The capacity to confine an individual from family and companions, monitor their developments, and restrict access to budgetary assets, employment opportunities, education, or therapeutic care is heightened by a lockdown. These practices frequently have enduring impacts on individuals, and can essentially influence mental health and well-being.

Conclusion

This practice may have been prevalent for a long time but it’s high time that this practice stops. Due to being trapped in one place and spending all their day with their counterparts make them feel irritated of one another which leads to a lot of friction between the two and the end result is domestic abuse on both the genders which has devastating effects on the mental and physical well being of the people.

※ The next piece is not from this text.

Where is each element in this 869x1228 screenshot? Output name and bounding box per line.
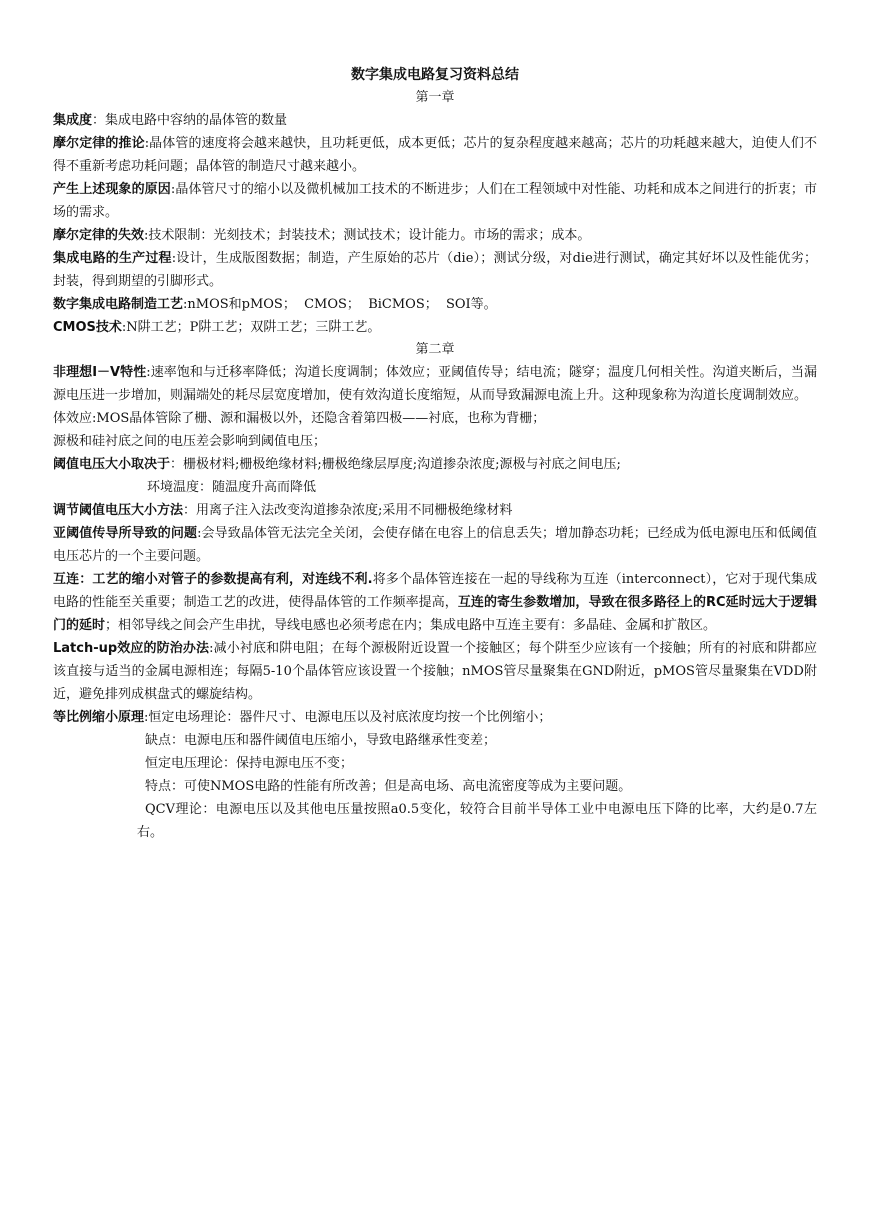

Reports of abused children, domestic violence, and abuse of elderly people continue to strain the capacity of police, courts, social administrative agencies, and medical centres. At the same time, myriad treatment and prevention programs are giving services to casualties and wrongdoers. In spite of the fact that constrained information exists with respect to the viability of these programs, such data is often scattered, inaccessible, and troublesome to get. If someone is involved in an abusive relationship they think that there is no way out but that is not correct.

Government has taken steps to curb domestic violence. But their implementation remains tardy, at the lower level government functionaries are not gender-sensitive. Laws pertaining to the protection of women rights and the prevention of domestic violence should be made more strict and enforced without any loopholes. The voluntary organizations are taking both preventive as well as reactionary measures. But efforts of the voluntary organizations suffer from a paucity of funds and infrastructure. According to me more educational campaigns against domestic violence should be undertaken. Women empowerment is the most welcome step as this might ensure a reduction in domestic violence. This is one evil practice which has to be done away with as soon as possible!